Mengangkat Thomas Kurian sebagai CEO baru Google Cloud, Google memiliki peluang sangat besar untuk menjadi tiga besar di jajaran penyedia layanan cloud. Berpengalaman selama 22 tahun di bisnis enterprise software dan cloud, Thomas Kurian diyakini Google mampu mengangkat citra Google Cloud sebagai vendor cloud enterprise dan meraih kepercayaan pelanggan di segmen ini.
“Pelanggan enterprise membutuhkan layanan yang berbeda, dan Google tidak mampu memberikan itu sampai sekarang,” ujar Ray Wang, Founder dan Principal Analyst Constellation Research, seperti dikutip dari ComputerWorldUK.com. Menurut Ray, Google Cloud sebenarnya sudah memiliki sumber daya yang memadai, hanya saja pemimpin sebelumnya tidak mengalokasikannya dengan tepat.
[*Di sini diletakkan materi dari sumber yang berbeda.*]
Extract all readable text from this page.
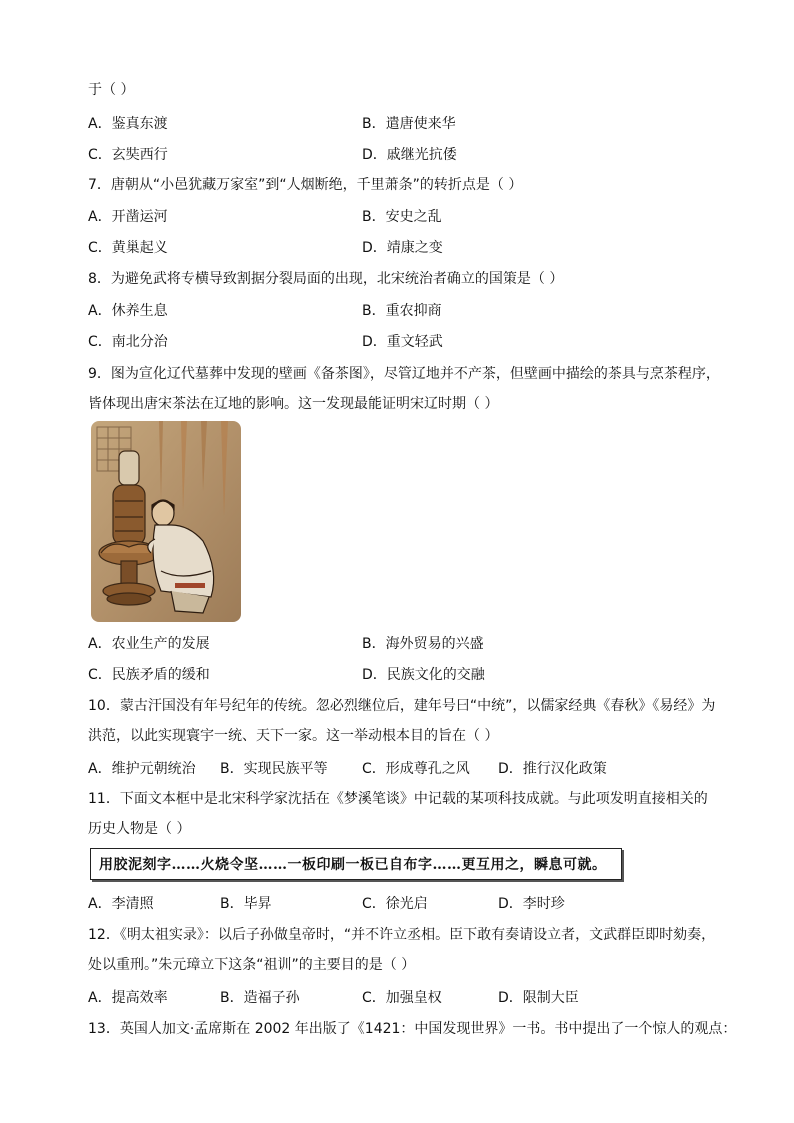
于（ ）
A．鉴真东渡	B．遣唐使来华
C．玄奘西行	D．戚继光抗倭
7．唐朝从“小邑犹藏万家室”到“人烟断绝，千里萧条”的转折点是（ ）
A．开凿运河	B．安史之乱
C．黄巢起义	D．靖康之变
8．为避免武将专横导致割据分裂局面的出现，北宋统治者确立的国策是（ ）
A．休养生息	B．重农抑商
C．南北分治	D．重文轻武
9．图为宣化辽代墓葬中发现的壁画《备茶图》，尽管辽地并不产茶，但壁画中描绘的茶具与烹茶程序，
皆体现出唐宋茶法在辽地的影响。这一发现最能证明宋辽时期（ ）
A．农业生产的发展	B．海外贸易的兴盛
C．民族矛盾的缓和	D．民族文化的交融
10．蒙古汗国没有年号纪年的传统。忽必烈继位后，建年号曰“中统”，以儒家经典《春秋》《易经》为
洪范，以此实现寰宇一统、天下一家。这一举动根本目的旨在（ ）
A．维护元朝统治 B．实现民族平等 C．形成尊孔之风 D．推行汉化政策
11．下面文本框中是北宋科学家沈括在《梦溪笔谈》中记载的某项科技成就。与此项发明直接相关的
历史人物是（ ）
用胶泥刻字……火烧令坚……一板印刷一板已自布字……更互用之，瞬息可就。
A．李清照	B．毕昇	C．徐光启	D．李时珍
12．《明太祖实录》：以后子孙做皇帝时，“并不许立丞相。臣下敢有奏请设立者，文武群臣即时劾奏，
处以重刑。”朱元璋立下这条“祖训”的主要目的是（ ）
A．提高效率	B．造福子孙	C．加强皇权	D．限制大臣
13．英国人加文·孟席斯在 2002 年出版了《1421：中国发现世界》一书。书中提出了一个惊人的观点：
Ray Wang menyarankan Thomas Kurian mendengarkan apa kata mitra dan pelanggan.
Stephen Fabel, Director Product Management Canonical, mengatakan secara umum nantinya pembagian pangsa pasar cloud adalah Google akan fokus pada AI credential, Microsoft mengangkat kapabilitas migrasi workload, dan Amazon akan mendorong cloud ke segmen sektor publik.